Posso utilizzare un RCD di tipo AC per un caricabatterie per veicoli elettrici?

Assolutamente no. Gli RCD di tipo AC rilevano solo la corrente alternata sinusoidale standard. Sono completamente ciechi alla corrente continua pulsante e alle correnti di dispersione CC regolari. L'uso di un RCD di tipo CA per un caricabatterie per veicoli elettrici è altamente pericoloso ed è esplicitamente vietato dai moderni codici elettrici internazionali.

Se il mio caricabatterie per veicoli elettrici è dotato di protezione CC integrata, ho comunque bisogno di un RCD di tipo B nel pannello?

Se il caricabatterie del veicolo elettrico è dotato di un dispositivo di rilevamento guasti CC da 6 mA integrato certificato (RDC-DD conforme a IEC 62955), sei legalmente autorizzato a installare un RCD standard di tipo A nel pannello di distribuzione. Il dispositivo interno impedisce alla corrente continua di accecare l'RCD di tipo A. Tuttavia, se il caricabatterie non dispone di questa funzionalità interna, è strettamente necessario un RCD di tipo B sul pannello.

Gli RCD di tipo B sono molto più costosi di quelli di tipo A?

SÌ. Poiché gli RCD di tipo B utilizzano nuclei magnetici altamente avanzati e complessi circuiti di rilevamento elettronico secondario per rilevare la corrente continua uniforme, sono significativamente più costosi da produrre. Tuttavia, nel contesto delle installazioni commerciali di veicoli elettrici, questo costo rappresenta una polizza assicurativa trascurabile contro la responsabilità mortale e le mancate ispezioni di conformità.

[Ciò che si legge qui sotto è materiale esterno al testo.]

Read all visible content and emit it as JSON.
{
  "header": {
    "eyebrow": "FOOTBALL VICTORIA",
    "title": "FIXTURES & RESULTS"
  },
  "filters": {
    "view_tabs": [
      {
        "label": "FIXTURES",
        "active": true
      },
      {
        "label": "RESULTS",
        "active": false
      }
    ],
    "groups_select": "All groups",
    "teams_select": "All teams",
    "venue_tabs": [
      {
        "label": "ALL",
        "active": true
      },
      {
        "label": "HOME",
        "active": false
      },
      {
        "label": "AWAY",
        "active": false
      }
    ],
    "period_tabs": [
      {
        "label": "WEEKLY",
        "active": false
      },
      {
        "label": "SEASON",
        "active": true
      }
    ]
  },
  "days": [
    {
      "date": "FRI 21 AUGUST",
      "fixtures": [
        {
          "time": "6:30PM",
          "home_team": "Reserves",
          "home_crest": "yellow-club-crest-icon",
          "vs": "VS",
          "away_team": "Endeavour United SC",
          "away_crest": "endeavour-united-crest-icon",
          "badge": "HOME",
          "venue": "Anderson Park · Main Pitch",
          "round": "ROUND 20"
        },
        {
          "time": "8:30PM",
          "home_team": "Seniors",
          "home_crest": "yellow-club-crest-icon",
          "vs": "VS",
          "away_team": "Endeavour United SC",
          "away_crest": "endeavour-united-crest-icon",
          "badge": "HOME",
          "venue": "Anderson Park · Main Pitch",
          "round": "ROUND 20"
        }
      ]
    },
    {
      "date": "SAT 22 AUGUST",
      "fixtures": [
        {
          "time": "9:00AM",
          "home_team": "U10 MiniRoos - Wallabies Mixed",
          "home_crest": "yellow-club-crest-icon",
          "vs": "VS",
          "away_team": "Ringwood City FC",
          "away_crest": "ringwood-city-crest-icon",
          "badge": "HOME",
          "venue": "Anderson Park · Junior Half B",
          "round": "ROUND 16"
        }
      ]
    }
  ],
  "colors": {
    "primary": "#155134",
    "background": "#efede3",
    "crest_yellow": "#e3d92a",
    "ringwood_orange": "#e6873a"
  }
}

È necessario un interruttore automatico separato se installo un RCD di tipo B?

SÌ. Un RCD (o RCCB) rileva solo la dispersione verso terra; non protegge da cortocircuiti o sovraccarichi termici. È necessario installare un MCB (interruttore miniaturizzato) adeguatamente dimensionato in serie con l'RCD. In alternativa, è possibile acquistare un RCBO di tipo B, che combina la protezione da dispersione a terra e da cortocircuito in un unico dispositivo.

È possibile utilizzare un RCD di tipo B per applicazioni diverse dalla ricarica di veicoli elettrici?

SÌ. Gli RCD di tipo B sono il dispositivo di protezione definitivo e sono retrocompatibili. Sono altamente raccomandati (e spesso obbligatori) per inverter solari fotovoltaici (PV) trifase, macchine per risonanza magnetica medica, router CNC industriali e ascensori, ovvero qualsiasi apparecchiatura che utilizza raddrizzatori ad alta frequenza o massicci azionamenti a velocità variabile.